When the editorial staff at Charleston magazine began planning this Arts Issue last fall, we wondered this: who is out in the community creating interesting and as of yet undiscovered artwork? Our second, and perhaps more difficult, question was how to find them?

So we partnered with the Halsey Institute of Contemporary Art at the College of Charleston to create a competition of local artists, the winners of which would be featured in the May 2006 Charleston magazine and have their work showcased in an exhibition. We set the criteria for local emerging talent: artists of any age who have resided in the tri-county area for at least two years, have never had a major local solo exhibition, and work in at least one of the following disciplines: painting, sculpture, works of paper, printmaking, photography, digitally created work, and mixed media.

In January, a call for entries was advertised in the magazine and mailed out to the lists of local arts organizations; the response was overwhelming. Our jury panel examined nearly 80 entries a cross-section of some truly outstanding work. After hours of deliberation, the panelists chose 10 deserving winners Charleston magazine and the Halsey Institute of Contemporary Art's 2006 Under the Radar Emerging Artists.

About Klaper, the magazine wrote:

Julie Klaper likes to say she took 35 years to complete art school. As a college freshman, daunted by the possibility of crafting a living from her art major, she switched to business and pursued a marketing career instead. After decades of sandwiching art classes into the pockets of her executive schedule, she became a student again in her fifties and graduated from the Herron School of Art and Design in Indianapolis.

Now able to devote much of her time to her craft, the mixed-media artist says the life experiences that unfurled between the bookends of her art studies add an auto-biographical depth and perspective to her work that she would not have had as a younger artist.

"I think my work is intensely personal, but I'm dealing with some of the same issues that many people do," Klaper says, noting that caring for her chronically ill husband has influenced several of her pieces, such as Sharing the Pain, an abstract sculpture of two joined coiled figures made from refrigerator tubing and stereo wire. "I think I'm a different person in terms of where my art is because of the experiences I've had taking care of my husband. I think it's altered me. I look at where I was 10 years ago or five years ago, and it has changed my perspective in terms of dealing with people and dealing with myself."

Influenced by women's history and the techniques used to fashion the utilitarian beauty of common objects such as baskets, quilts, and clothing, Klaper says she begins with ideas or messages she wants to communicate and then finds materials to express those visions, ranging from latex gloves to hand-knit wire, hand-dyed silk, or embroidered damask.

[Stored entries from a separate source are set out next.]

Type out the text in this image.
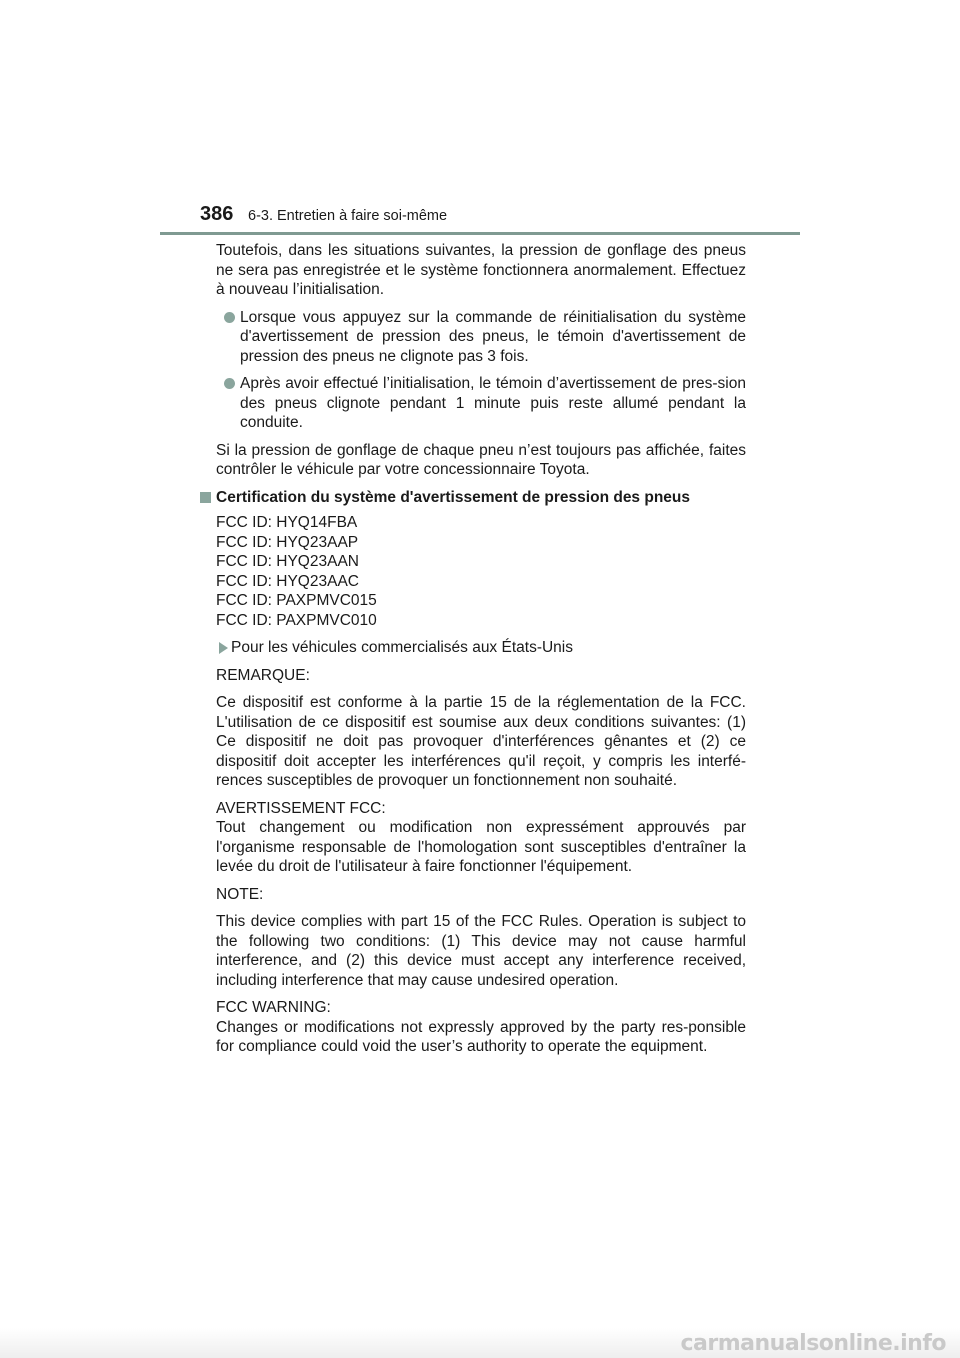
386 6-3. Entretien à faire soi-même

Toutefois, dans les situations suivantes, la pression de gonflage des pneus ne sera pas enregistrée et le système fonctionnera anormalement. Effectuez à nouveau l’initialisation.

Lorsque vous appuyez sur la commande de réinitialisation du système d'avertissement de pression des pneus, le témoin d'avertissement de pression des pneus ne clignote pas 3 fois.
Après avoir effectué l’initialisation, le témoin d’avertissement de pres-sion des pneus clignote pendant 1 minute puis reste allumé pendant la conduite.

Si la pression de gonflage de chaque pneu n’est toujours pas affichée, faites contrôler le véhicule par votre concessionnaire Toyota.

Certification du système d'avertissement de pression des pneus
FCC ID: HYQ14FBA
FCC ID: HYQ23AAP
FCC ID: HYQ23AAN
FCC ID: HYQ23AAC
FCC ID: PAXPMVC015
FCC ID: PAXPMVC010
Pour les véhicules commercialisés aux États-Unis

REMARQUE:

Ce dispositif est conforme à la partie 15 de la réglementation de la FCC. L'utilisation de ce dispositif est soumise aux deux conditions suivantes: (1) Ce dispositif ne doit pas provoquer d'interférences gênantes et (2) ce dispositif doit accepter les interférences qu'il reçoit, y compris les interfé-rences susceptibles de provoquer un fonctionnement non souhaité.

AVERTISSEMENT FCC:

Tout changement ou modification non expressément approuvés par l'organisme responsable de l'homologation sont susceptibles d'entraîner la levée du droit de l'utilisateur à faire fonctionner l'équipement.

NOTE:

This device complies with part 15 of the FCC Rules. Operation is subject to the following two conditions: (1) This device may not cause harmful interference, and (2) this device must accept any interference received, including interference that may cause undesired operation.

FCC WARNING:

Changes or modifications not expressly approved by the party res-ponsible for compliance could void the user’s authority to operate the equipment.

carmanualsonline.info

She works intuitively, letting her well-honed instincts guide the process.

"As an artist, you hope you know when a piece is complete, because there's always the threat of taking something too far and spoiling the spontaneity you had there. It becomes too planned. It's always a balancing act of knowing when to say' enough," says Klaper, who finds herself thinking of her own legacy and what she will leave behind. "The highlight for me has been that I'm coming to peace with my work right now. My work is becoming more individualized more an expression of myself. I'm happy with the path I'm going down right now."